Eva Huffaker was shocked and horrified.
Before she started classes on a day in November, the Baraboo School District freshman learned about a photo of her peers. The image, which dates back to prom in the spring, appears to show boys in the then-junior class posing in the position of a sieg heil – the Nazi victory salute.
It began making rounds on the Internet just weeks after Robert Bowers allegedly killed 11 people at the Tree of Life synagogue in Pittsburgh.
“I just thought, ‘Wow. This is terrible. How could this happen in my town, with people I know?’” she said.
Huffaker said none of her teachers talked about the photo that day, but all of her classmates discussed it. She and her brother are a couple of the only Jewish students at the school, she said.
The day was scary, because many declined to take the photo seriously, dismissing it as a joke.
“It is serious,” she said. “It’s not something you can just joke about.”
The image surfaced on Twitter in a now-deleted post that read, “We even got the black kid to throw it up #barabooproud.” Since then, the image spread on social media and drew national attention to the Sauk County city of about 12,000 residents.
The Baraboo School District has stated that it launched an investigation into the image and that there is no room for hate in the community.
“Regardless of the details of the photo or the intentions in the hearts of those involved, the truth is this is an image that has rightly been described as hateful, frightening and disappointing,” the statement says.
The Baraboo Police Department has also said that it is assisting the school district in its investigation.
As those responses take place, Huffaker’s mom, Marcy Huffaker, is calling for healing and learning. In a guest column published by the Baraboo News Republic, she and her husband Buddy asked the school district to consider restorative justice responses instead of punitive. She also asked for the community to acknowledge the seriousness of the incident.
“There have been some folks who have been saying it’s not a big deal – these kids were just being stupid, and let’s just ignore it and move on,” she said. “Those kinds of discussions have been scary to me.”
Marcy Huffaker helped organize a series of community meetings at the local school district to help people move forward.

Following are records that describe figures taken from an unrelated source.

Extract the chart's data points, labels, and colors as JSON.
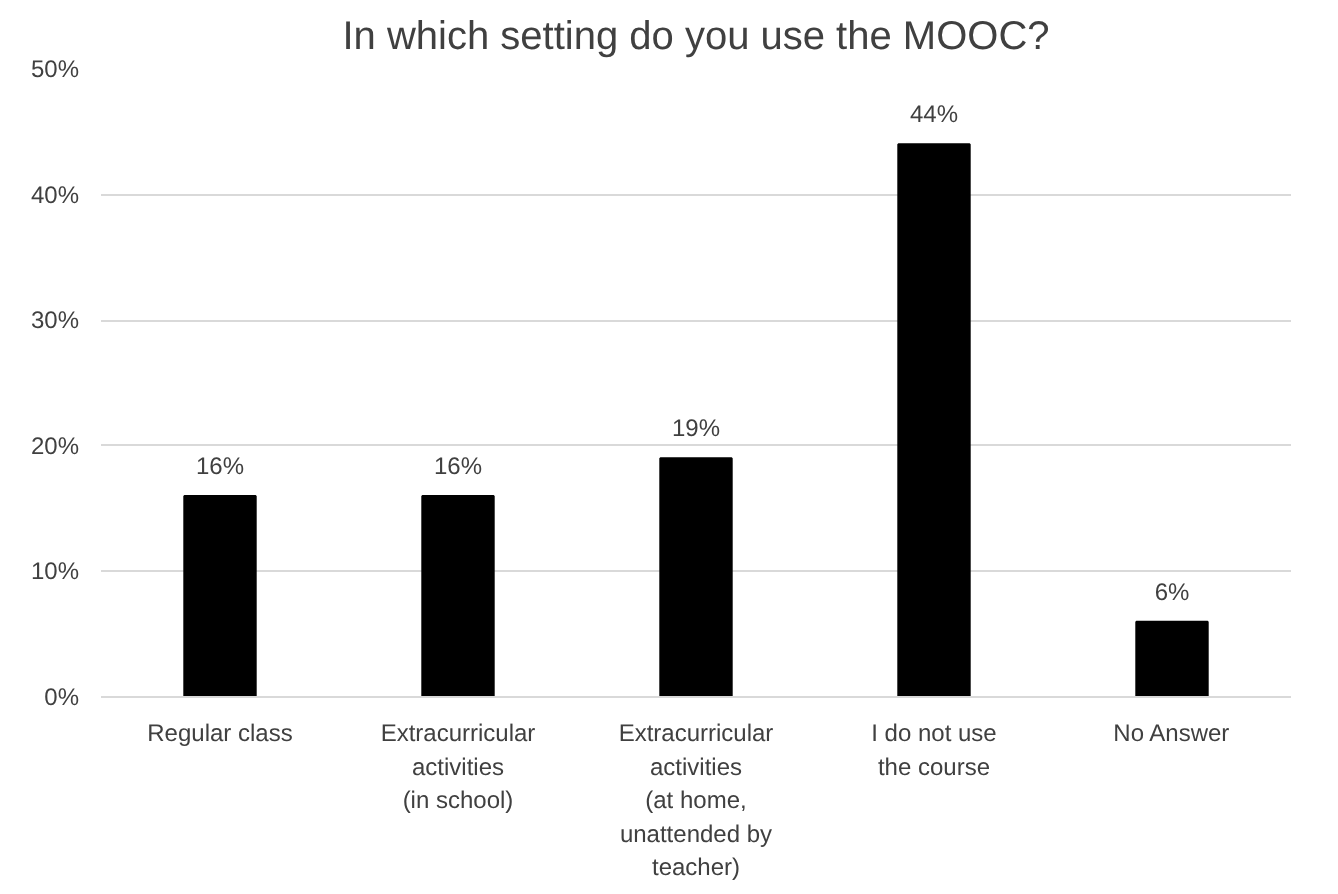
{
  "chart_data": {
    "type": "bar",
    "title": "In which setting do you use the MOOC?",
    "categories": [
      "Regular class",
      "Extracurricular activities (in school)",
      "Extracurricular activities (at home, unattended by teacher)",
      "I do not use the course",
      "No Answer"
    ],
    "values": [
      16,
      16,
      19,
      44,
      6
    ],
    "value_labels": [
      "16%",
      "16%",
      "19%",
      "44%",
      "6%"
    ],
    "color": "#000000",
    "ylim": [
      0,
      50
    ],
    "yticks": [
      {
        "value": 0,
        "label": "0%"
      },
      {
        "value": 10,
        "label": "10%"
      },
      {
        "value": 20,
        "label": "20%"
      },
      {
        "value": 30,
        "label": "30%"
      },
      {
        "value": 40,
        "label": "40%"
      },
      {
        "value": 50,
        "label": "50%"
      }
    ],
    "grid": "y"
  }
}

“There are lots of great people here, and so we wanted to do some things to help educate and possibly make some changes to make this a better place to live,” she said.
When the image began to circulate, Marcy Huffaker said she initially was relieved not to know anyone in the photo. But Baraboo is a small community, and upon closer examination, she realized she knew several of the participants.
Since then, she said two of the students visited their home to apologize. The experience was awkward and uncomfortable, she said, but she thinks it was a step in the right direction.
Her daughter said she is waiting for the rest of the boys in the image to take responsibility for their actions.
“Some of them have realized and taken accountability, which has been very comforting, that they realized that they did something wrong,” she said. “There are still a ton of people in the picture who haven’t taken accountability and are just passing it off as nothing, which is very scary.”
That’s a step Baraboo resident Mara Seals said she is still waiting on. A veterinarian and member of Baraboo’s Jewish community, Seals said she has been disheartened by dismissive attitudes, and by people saying the image doesn’t show what people think.
After the photo was disseminated, some said the boys were waving to the camera, not posing in the Nazi salute. But Seals said one of the students came to her to apologize for his actions and told her that was not the case.
She said the boy told her that the photographer instructed the students to wave, and one of the participants instead encouraged his classmates to perform the sieg heil.
“If the discussion was, ‘this happened, and we’re really sorry,’ that would be a lot easier of an argument for me to take than the one that I’m seeing a lot now, which is either this isn’t what it is, or maybe it is what it is but these boys aren’t bad boys so we should just move on,” she said.
Seals said she suspects many of the boys succumbed to peer pressure.
She said the incident has helped her empathize more with other minority populations who more regularly face discrimination. Instead of being angry, she said, she is trying to demonstrate compassion.
In that vein, Seals said, she supports the Huffakers’ call for restorative justice, noting how removed younger and younger generations are growing from the Holocaust.
“We repeat history if we forget history,” she said. “My generation didn’t experience it, and the generations after me didn’t experience it. The farther out we get from those things happening, the less we remember its importance.”